I did not, however, have a nervous breakdown. This is because even though the new reality broke my heart, brought me into a non-functioning state of terror, ripped my trust for people clear out of my body, I felt sane. I was an utter mess but finally sane. I arrived, amidst the chaos, as myself.

My life has proven that the saying “the truth will set you free” is true.

For many years, it seemed like each moment required a constant level of hanging on. I felt so broken…and yet the sanity got stronger and stronger. For me, sanity was self-love and it grew.

There was a lot of resistance. I wanted the trauma to end, the memories, the losses, the fears, the Post Traumatic Stress Disorder, the projections onto people I knew and loved. I was so pissed that I couldn’t get my act together even when it had been 4, 6, 8 years of therapy, journaling, support groups, expressive arts, and constant practices in dance, meditation, yoga, and visual art.

I think it was around the age of 32 that I made a decision. I decided to stop trying to get better and to just accept the fact that I had had enough trauma to possibly require life long healing. I decided to live a healing life and stop waiting for the healing to end. I stopped trying to be “normal” and “better” and “over it.” Though I had little reflection from the world I lived in that my healing process was meaningful, I did it anyway. I chose it for real.

The choice to ACCEPT and build a healing lifestyle required coming out of denial about how bad the abuse was. It was bad enough that it would require a lifetime of attention, care, and support from other people. I chose to accept that because so far, it was true. Also, choosing the healing life had already transformed my every day into something worth loving.
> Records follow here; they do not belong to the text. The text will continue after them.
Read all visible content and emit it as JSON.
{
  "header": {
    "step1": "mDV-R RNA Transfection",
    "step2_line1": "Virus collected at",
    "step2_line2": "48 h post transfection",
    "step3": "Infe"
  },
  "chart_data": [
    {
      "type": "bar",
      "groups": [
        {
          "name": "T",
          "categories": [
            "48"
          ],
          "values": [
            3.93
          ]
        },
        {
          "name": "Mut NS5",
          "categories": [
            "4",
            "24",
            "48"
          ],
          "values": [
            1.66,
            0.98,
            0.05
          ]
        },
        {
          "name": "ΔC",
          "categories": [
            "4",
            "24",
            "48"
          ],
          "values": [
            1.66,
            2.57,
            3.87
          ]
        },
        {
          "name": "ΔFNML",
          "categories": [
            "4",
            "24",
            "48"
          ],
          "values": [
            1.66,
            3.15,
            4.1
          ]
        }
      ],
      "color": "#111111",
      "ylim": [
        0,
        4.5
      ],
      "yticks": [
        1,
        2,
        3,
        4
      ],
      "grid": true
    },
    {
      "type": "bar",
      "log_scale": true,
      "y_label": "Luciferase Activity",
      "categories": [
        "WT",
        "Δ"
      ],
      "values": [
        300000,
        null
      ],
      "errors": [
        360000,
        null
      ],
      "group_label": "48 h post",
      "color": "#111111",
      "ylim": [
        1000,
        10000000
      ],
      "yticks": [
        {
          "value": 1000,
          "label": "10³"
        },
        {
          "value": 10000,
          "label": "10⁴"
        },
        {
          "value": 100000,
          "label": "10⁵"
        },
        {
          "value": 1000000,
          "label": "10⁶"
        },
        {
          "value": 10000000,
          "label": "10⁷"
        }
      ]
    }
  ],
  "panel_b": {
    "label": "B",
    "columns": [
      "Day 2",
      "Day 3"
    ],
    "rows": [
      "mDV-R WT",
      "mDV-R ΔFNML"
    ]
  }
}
Through facing my abuse and working with it daily, I was able to find a career I love, a community that became my family of choice, form a dance/theatre company that fed my artistic needs, and slowly create a nuclear family of my own. I COULD NOT DENY THAT COMING OUT OF DENIAL had allowed me to save the only life I could save.
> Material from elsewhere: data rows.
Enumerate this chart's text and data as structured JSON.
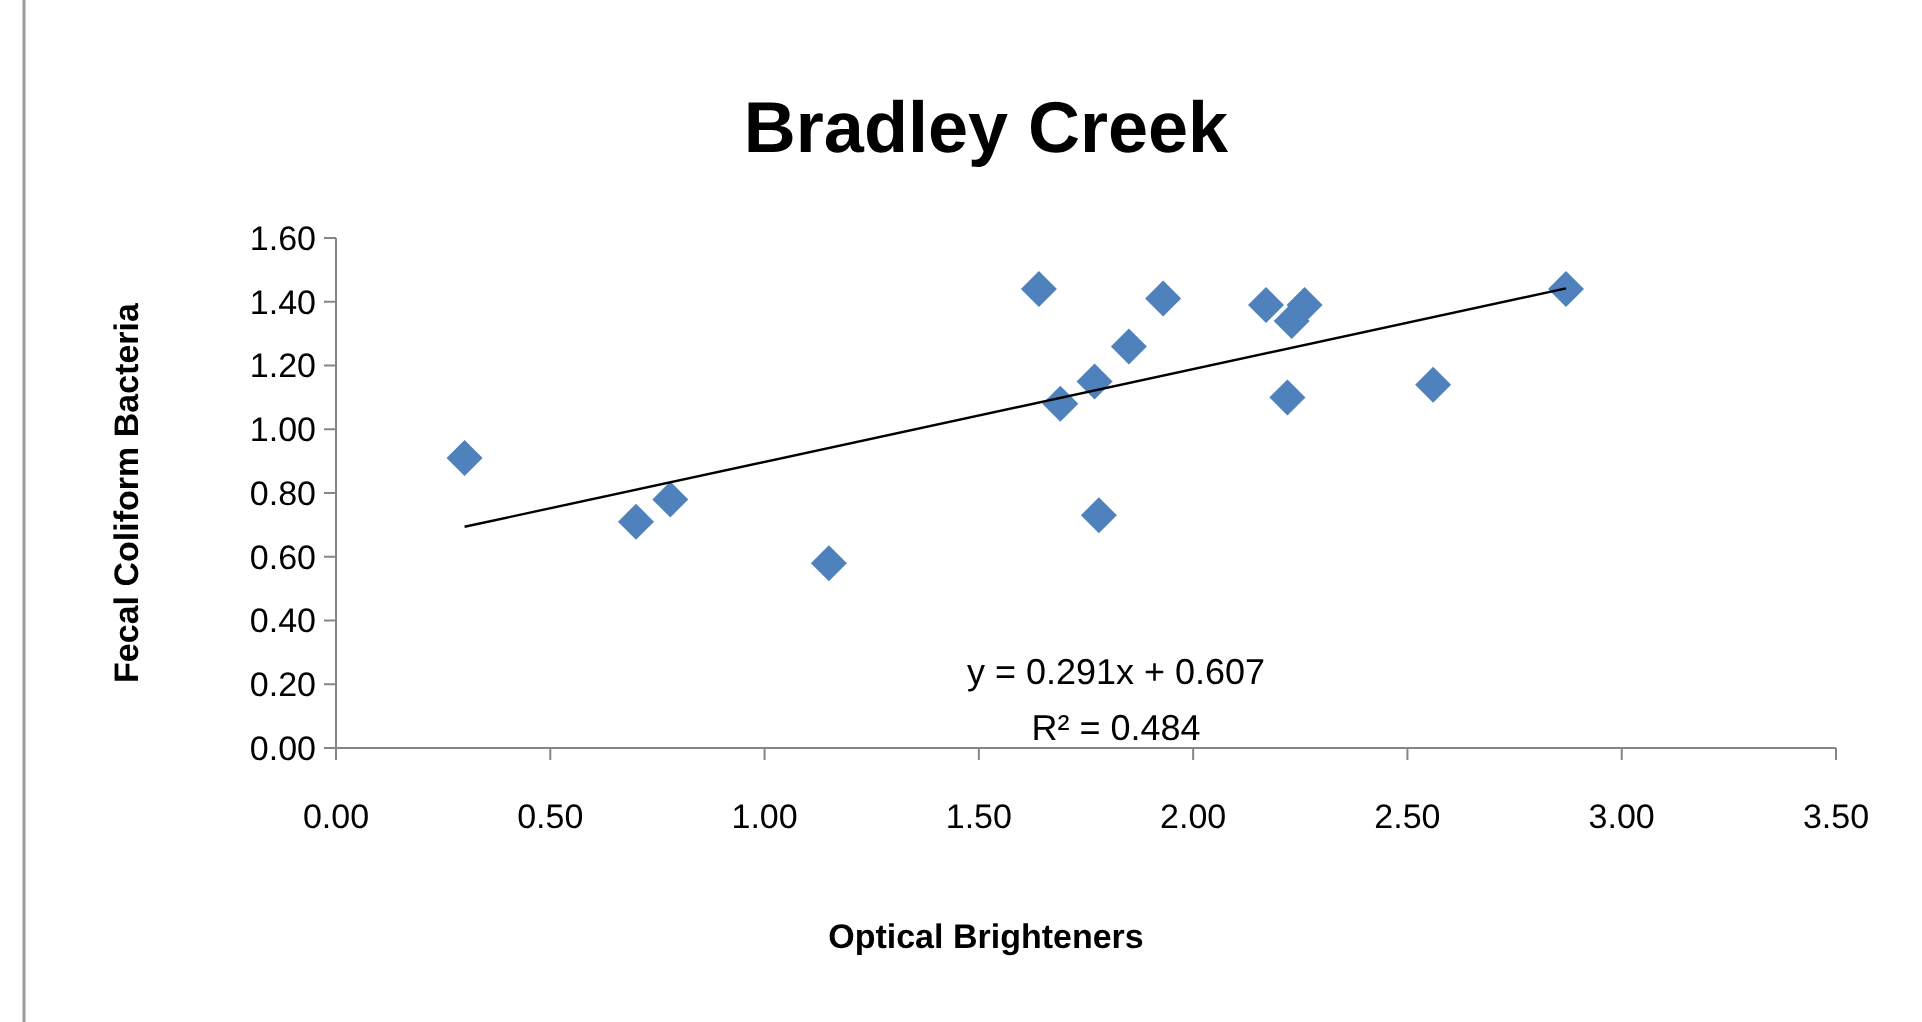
{
  "chart_data": {
    "type": "scatter",
    "title": "Bradley Creek",
    "xlabel": "Optical Brighteners",
    "ylabel": "Fecal Coliform Bacteria",
    "xlim": [
      0,
      3.5
    ],
    "xticks": [
      {
        "value": 0,
        "label": "0.00"
      },
      {
        "value": 0.5,
        "label": "0.50"
      },
      {
        "value": 1,
        "label": "1.00"
      },
      {
        "value": 1.5,
        "label": "1.50"
      },
      {
        "value": 2,
        "label": "2.00"
      },
      {
        "value": 2.5,
        "label": "2.50"
      },
      {
        "value": 3,
        "label": "3.00"
      },
      {
        "value": 3.5,
        "label": "3.50"
      }
    ],
    "ylim": [
      0,
      1.6
    ],
    "yticks": [
      {
        "value": 0,
        "label": "0.00"
      },
      {
        "value": 0.2,
        "label": "0.20"
      },
      {
        "value": 0.4,
        "label": "0.40"
      },
      {
        "value": 0.6,
        "label": "0.60"
      },
      {
        "value": 0.8,
        "label": "0.80"
      },
      {
        "value": 1,
        "label": "1.00"
      },
      {
        "value": 1.2,
        "label": "1.20"
      },
      {
        "value": 1.4,
        "label": "1.40"
      },
      {
        "value": 1.6,
        "label": "1.60"
      }
    ],
    "grid": false,
    "series": [
      {
        "marker": "diamond",
        "color": "#4f81bd",
        "x": [
          0.3,
          0.7,
          0.78,
          1.15,
          1.64,
          1.69,
          1.77,
          1.78,
          1.85,
          1.93,
          2.17,
          2.23,
          2.26,
          2.22,
          2.56,
          2.87
        ],
        "values": [
          0.91,
          0.71,
          0.78,
          0.58,
          1.44,
          1.08,
          1.15,
          0.73,
          1.26,
          1.41,
          1.39,
          1.34,
          1.39,
          1.1,
          1.14,
          1.44
        ]
      },
      {
        "type": "line",
        "marker": "none",
        "color": "#000000",
        "x": [
          0.3,
          2.87
        ],
        "values": [
          0.694,
          1.442
        ]
      }
    ],
    "annotations": [
      "y = 0.291x + 0.607",
      "R² = 0.484"
    ]
  }
}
Facing the truth and having the feelings associated with the truth is a lifestyle, it is not an event. It is not a phase. It is not a quick fix. It is not a poison that needs purging. It is a lifestyle, like a garden that requires sun, rain, and seeds so that the crops can grow high and bright and strong. My advice is: turn towards the pain and open to the quiet truths that are waiting in the soil. If you are scared to do it, get help.